Army Scientists Hot On the Trail of a Monster Glacier
Mr. Dan Stenstream (left) and Mr. Greg Hanlon stand in front of the climate station/satellite repeater on Haenke Island.

YUKATAT, Alaska (U.S. Army Corps of Engineers, April 18, 2007) -- Mr. Greg Hanlon and Mr. Dan Stenstream of the U.S. Army Corps of Engineers' New England District Reservoir Regulation Team traveled here as part of a large-scale engineering, scientific analysis, and data gathering study.

This study is intended to better understand the cumulative effects that the advance of Hubbard Glacier and the closure of Russell Fjord may have on the safety and well being of Yakutat.

Hubbard Glacier is the largest tidewater glacier in North America. It has been thickening and advancing toward the Gulf of Alaska since it was first mapped by the International Boundary Commission in 1895. This is in stark contrast with most glaciers that have thinned and retreated during the last century. This atypical behavior is an important example of the calving glacier cycle. Calving is when huge chucks of ice break off the forward edge of a glacier, forming icebergs.

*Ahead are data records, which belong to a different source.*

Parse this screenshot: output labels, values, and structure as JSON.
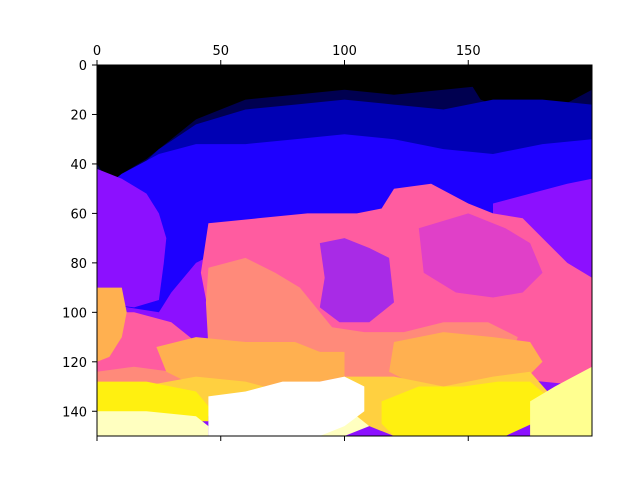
{
  "chart_data": {
    "type": "heatmap",
    "title": "",
    "xlabel": "",
    "ylabel": "",
    "x_axis_position": "top",
    "xlim": [
      0,
      200
    ],
    "ylim": [
      150,
      0
    ],
    "x_ticks": [
      0,
      50,
      100,
      150
    ],
    "y_ticks": [
      0,
      20,
      40,
      60,
      80,
      100,
      120,
      140
    ],
    "x_tick_labels": [
      "0",
      "50",
      "100",
      "150"
    ],
    "y_tick_labels": [
      "0",
      "20",
      "40",
      "60",
      "80",
      "100",
      "120",
      "140"
    ],
    "grid": false,
    "legend": "none",
    "colormap": "gnuplot2",
    "palette": {
      "black": "#000000",
      "navy": "#000050",
      "dark_blue": "#0000B4",
      "blue": "#1E00FF",
      "violet": "#8C10FF",
      "purple": "#A82BE6",
      "magenta": "#E040C8",
      "pink": "#FF5CA0",
      "salmon": "#FF8A7A",
      "orange": "#FFB050",
      "gold": "#FFD040",
      "yellow": "#FFF010",
      "pale_yellow": "#FFFF90",
      "cream": "#FFFFC0",
      "white": "#FFFFFF"
    },
    "regions": [
      {
        "color": "navy",
        "points": [
          [
            0,
            0
          ],
          [
            200,
            0
          ],
          [
            200,
            50
          ],
          [
            0,
            50
          ]
        ]
      },
      {
        "color": "black",
        "points": [
          [
            0,
            0
          ],
          [
            200,
            0
          ],
          [
            200,
            8
          ],
          [
            180,
            10
          ],
          [
            160,
            8
          ],
          [
            140,
            10
          ],
          [
            120,
            12
          ],
          [
            100,
            10
          ],
          [
            80,
            12
          ],
          [
            60,
            14
          ],
          [
            40,
            22
          ],
          [
            30,
            30
          ],
          [
            20,
            38
          ],
          [
            10,
            44
          ],
          [
            5,
            48
          ],
          [
            0,
            40
          ]
        ]
      },
      {
        "color": "black",
        "points": [
          [
            150,
            0
          ],
          [
            200,
            0
          ],
          [
            200,
            10
          ],
          [
            185,
            18
          ],
          [
            170,
            20
          ],
          [
            155,
            14
          ],
          [
            150,
            6
          ]
        ]
      },
      {
        "color": "dark_blue",
        "points": [
          [
            10,
            48
          ],
          [
            25,
            34
          ],
          [
            40,
            24
          ],
          [
            60,
            18
          ],
          [
            80,
            16
          ],
          [
            100,
            14
          ],
          [
            120,
            16
          ],
          [
            140,
            18
          ],
          [
            160,
            14
          ],
          [
            180,
            14
          ],
          [
            200,
            16
          ],
          [
            200,
            50
          ],
          [
            0,
            52
          ]
        ]
      },
      {
        "color": "blue",
        "points": [
          [
            0,
            52
          ],
          [
            10,
            44
          ],
          [
            25,
            36
          ],
          [
            40,
            32
          ],
          [
            60,
            32
          ],
          [
            80,
            30
          ],
          [
            100,
            28
          ],
          [
            120,
            30
          ],
          [
            140,
            34
          ],
          [
            160,
            36
          ],
          [
            180,
            32
          ],
          [
            200,
            30
          ],
          [
            200,
            60
          ],
          [
            180,
            58
          ],
          [
            160,
            62
          ],
          [
            140,
            60
          ],
          [
            120,
            62
          ],
          [
            100,
            64
          ],
          [
            80,
            66
          ],
          [
            60,
            70
          ],
          [
            40,
            80
          ],
          [
            30,
            92
          ],
          [
            25,
            100
          ],
          [
            0,
            96
          ]
        ]
      },
      {
        "color": "violet",
        "points": [
          [
            0,
            42
          ],
          [
            10,
            46
          ],
          [
            20,
            52
          ],
          [
            25,
            60
          ],
          [
            28,
            70
          ],
          [
            27,
            80
          ],
          [
            25,
            95
          ],
          [
            15,
            98
          ],
          [
            0,
            96
          ]
        ]
      },
      {
        "color": "violet",
        "points": [
          [
            160,
            56
          ],
          [
            175,
            52
          ],
          [
            190,
            48
          ],
          [
            200,
            46
          ],
          [
            200,
            95
          ],
          [
            190,
            92
          ],
          [
            175,
            82
          ],
          [
            165,
            70
          ],
          [
            160,
            62
          ]
        ]
      },
      {
        "color": "pink",
        "points": [
          [
            45,
            64
          ],
          [
            65,
            62
          ],
          [
            85,
            60
          ],
          [
            105,
            60
          ],
          [
            115,
            58
          ],
          [
            120,
            50
          ],
          [
            135,
            48
          ],
          [
            150,
            56
          ],
          [
            160,
            60
          ],
          [
            172,
            62
          ],
          [
            182,
            72
          ],
          [
            190,
            80
          ],
          [
            200,
            86
          ],
          [
            200,
            130
          ],
          [
            180,
            128
          ],
          [
            160,
            126
          ],
          [
            140,
            126
          ],
          [
            120,
            128
          ],
          [
            100,
            128
          ],
          [
            80,
            124
          ],
          [
            60,
            116
          ],
          [
            45,
            100
          ],
          [
            42,
            84
          ]
        ]
      },
      {
        "color": "pink",
        "points": [
          [
            0,
            100
          ],
          [
            15,
            100
          ],
          [
            30,
            104
          ],
          [
            40,
            112
          ],
          [
            45,
            120
          ],
          [
            40,
            128
          ],
          [
            30,
            132
          ],
          [
            10,
            134
          ],
          [
            0,
            136
          ]
        ]
      },
      {
        "color": "magenta",
        "points": [
          [
            130,
            66
          ],
          [
            150,
            60
          ],
          [
            165,
            66
          ],
          [
            175,
            72
          ],
          [
            180,
            84
          ],
          [
            172,
            92
          ],
          [
            160,
            94
          ],
          [
            145,
            92
          ],
          [
            132,
            84
          ]
        ]
      },
      {
        "color": "purple",
        "points": [
          [
            90,
            72
          ],
          [
            100,
            70
          ],
          [
            110,
            74
          ],
          [
            118,
            78
          ],
          [
            120,
            96
          ],
          [
            110,
            104
          ],
          [
            98,
            104
          ],
          [
            90,
            98
          ],
          [
            92,
            86
          ]
        ]
      },
      {
        "color": "salmon",
        "points": [
          [
            45,
            82
          ],
          [
            60,
            78
          ],
          [
            72,
            84
          ],
          [
            82,
            90
          ],
          [
            95,
            106
          ],
          [
            108,
            108
          ],
          [
            124,
            108
          ],
          [
            140,
            104
          ],
          [
            158,
            104
          ],
          [
            170,
            110
          ],
          [
            165,
            124
          ],
          [
            140,
            128
          ],
          [
            120,
            130
          ],
          [
            100,
            130
          ],
          [
            80,
            128
          ],
          [
            60,
            124
          ],
          [
            45,
            114
          ],
          [
            44,
            96
          ]
        ]
      },
      {
        "color": "salmon",
        "points": [
          [
            0,
            124
          ],
          [
            15,
            122
          ],
          [
            30,
            124
          ],
          [
            45,
            126
          ],
          [
            60,
            130
          ],
          [
            60,
            138
          ],
          [
            40,
            140
          ],
          [
            20,
            140
          ],
          [
            0,
            138
          ]
        ]
      },
      {
        "color": "orange",
        "points": [
          [
            0,
            90
          ],
          [
            10,
            90
          ],
          [
            12,
            100
          ],
          [
            10,
            110
          ],
          [
            5,
            118
          ],
          [
            0,
            120
          ]
        ]
      },
      {
        "color": "orange",
        "points": [
          [
            24,
            114
          ],
          [
            40,
            110
          ],
          [
            60,
            112
          ],
          [
            80,
            112
          ],
          [
            90,
            116
          ],
          [
            100,
            116
          ],
          [
            100,
            126
          ],
          [
            80,
            130
          ],
          [
            60,
            132
          ],
          [
            40,
            130
          ],
          [
            28,
            124
          ]
        ]
      },
      {
        "color": "orange",
        "points": [
          [
            120,
            112
          ],
          [
            140,
            108
          ],
          [
            160,
            110
          ],
          [
            175,
            112
          ],
          [
            180,
            120
          ],
          [
            170,
            130
          ],
          [
            150,
            132
          ],
          [
            130,
            130
          ],
          [
            118,
            124
          ]
        ]
      },
      {
        "color": "gold",
        "points": [
          [
            18,
            130
          ],
          [
            40,
            126
          ],
          [
            60,
            128
          ],
          [
            75,
            132
          ],
          [
            80,
            138
          ],
          [
            60,
            142
          ],
          [
            40,
            142
          ],
          [
            18,
            140
          ]
        ]
      },
      {
        "color": "gold",
        "points": [
          [
            100,
            126
          ],
          [
            120,
            126
          ],
          [
            140,
            130
          ],
          [
            160,
            126
          ],
          [
            175,
            124
          ],
          [
            182,
            132
          ],
          [
            175,
            142
          ],
          [
            160,
            148
          ],
          [
            140,
            150
          ],
          [
            120,
            150
          ],
          [
            110,
            146
          ],
          [
            100,
            140
          ]
        ]
      },
      {
        "color": "yellow",
        "points": [
          [
            0,
            128
          ],
          [
            20,
            128
          ],
          [
            40,
            132
          ],
          [
            45,
            138
          ],
          [
            45,
            144
          ],
          [
            30,
            144
          ],
          [
            10,
            144
          ],
          [
            0,
            144
          ]
        ]
      },
      {
        "color": "yellow",
        "points": [
          [
            115,
            136
          ],
          [
            130,
            130
          ],
          [
            148,
            130
          ],
          [
            162,
            128
          ],
          [
            175,
            128
          ],
          [
            182,
            134
          ],
          [
            178,
            144
          ],
          [
            165,
            150
          ],
          [
            140,
            150
          ],
          [
            120,
            150
          ],
          [
            115,
            145
          ]
        ]
      },
      {
        "color": "pale_yellow",
        "points": [
          [
            175,
            136
          ],
          [
            185,
            130
          ],
          [
            200,
            122
          ],
          [
            200,
            150
          ],
          [
            175,
            150
          ]
        ]
      },
      {
        "color": "cream",
        "points": [
          [
            0,
            140
          ],
          [
            20,
            140
          ],
          [
            40,
            142
          ],
          [
            45,
            146
          ],
          [
            45,
            150
          ],
          [
            0,
            150
          ]
        ]
      },
      {
        "color": "cream",
        "points": [
          [
            74,
            140
          ],
          [
            85,
            136
          ],
          [
            100,
            138
          ],
          [
            105,
            142
          ],
          [
            110,
            146
          ],
          [
            100,
            150
          ],
          [
            80,
            150
          ]
        ]
      },
      {
        "color": "white",
        "points": [
          [
            45,
            134
          ],
          [
            60,
            132
          ],
          [
            75,
            128
          ],
          [
            90,
            128
          ],
          [
            100,
            126
          ],
          [
            108,
            130
          ],
          [
            108,
            140
          ],
          [
            100,
            146
          ],
          [
            90,
            150
          ],
          [
            60,
            150
          ],
          [
            45,
            150
          ]
        ]
      }
    ]
  }
}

If Hubbard Glacier continues to advance, it will close the seaward entrance to Russell Fjord and create the largest glacier-dammed lake in North America in historic times. The damming of Russell Fjord may ultimately inundate portions of Yukatat and cause salt water flooding of the Situk River, permanently destroying this rare and salmon/steelhead fishery, which is vital to the local economy. It may also produce serious erosion as a result of large volumes entering the river from Russell Fjord.

From its source on Mount Logan in the Yukon Territory, Hubbard Glacier stretches 76 miles to the sea north of Yakutat in Disenchantment Bay. It is the longest tidewater glacier in America, with an open calving face more than six miles wide. Before it reaches the sea, Hubbard is joined by the Valerie Glacier to the west, which, through forward surges of its own ice, has contributed to the advance of the ice flow that experts believe will eventually dam the Russell Fjord from waters of Disenchantment Bay.

The Hubbard Glacier ice margin has continued to advance for about a century. In 1986, the glacier temporarily closed the connection between Russell Fjord and Disenchantment Bay. By October of that year, the water level in the fjord had risen to 83 feet above sea level, causing a catastrophic failure of the ice dam. The result was an outburst flood of 3.7 million cubic feet per second, the largest outburst flood ever recorded.

In spring 2002, the glacier again approached Gilbert Point. It pushed a terminal moraine ahead of its face and closed the gap again in July. Moraine is rocky material that a glacier pushes along in front of it, like a giant bulldozer. On Aug. 14, the terminal moraine was washed away after rains raised the water level in Russell Fjord to 61 feet above sea level.

Hubbard continues to advance and retreat seasonally. The Army scientists and other government organizations continue to monitor its activity. As part of this study, data concerning the movement and other physical parameters of Hubbard Glacier are necessary to understand the stability of a long-term ice closure and for determining the potential outcomes of the continued advance at the Hubbard Glacier terminus.

A data collection system designed Army scientists using a high-precision automated laser range finder, was installed at Gilbert Point to monitor the advance and retreat cycles of the Hubbard Glacier terminus.

Since the terrain at the Gilbert Point range finder location does not provide adequate open sky for satellite transmissions, it was necessary to install an additional site on Haenke Island about two miles away in Disenchantment Bay. This location has proven to be a good location for satellite transmissions and for the climate sensors necessary for the project. This site transmits data to the satellite on an hourly basis.

Additionally, the Army Corps' Alaska District is initiating a full watershed study of the Hubbard Glacier and the Situk River watersheds. As part of this study, up to 25 monitoring stations will be installed to provide the data necessary for the study.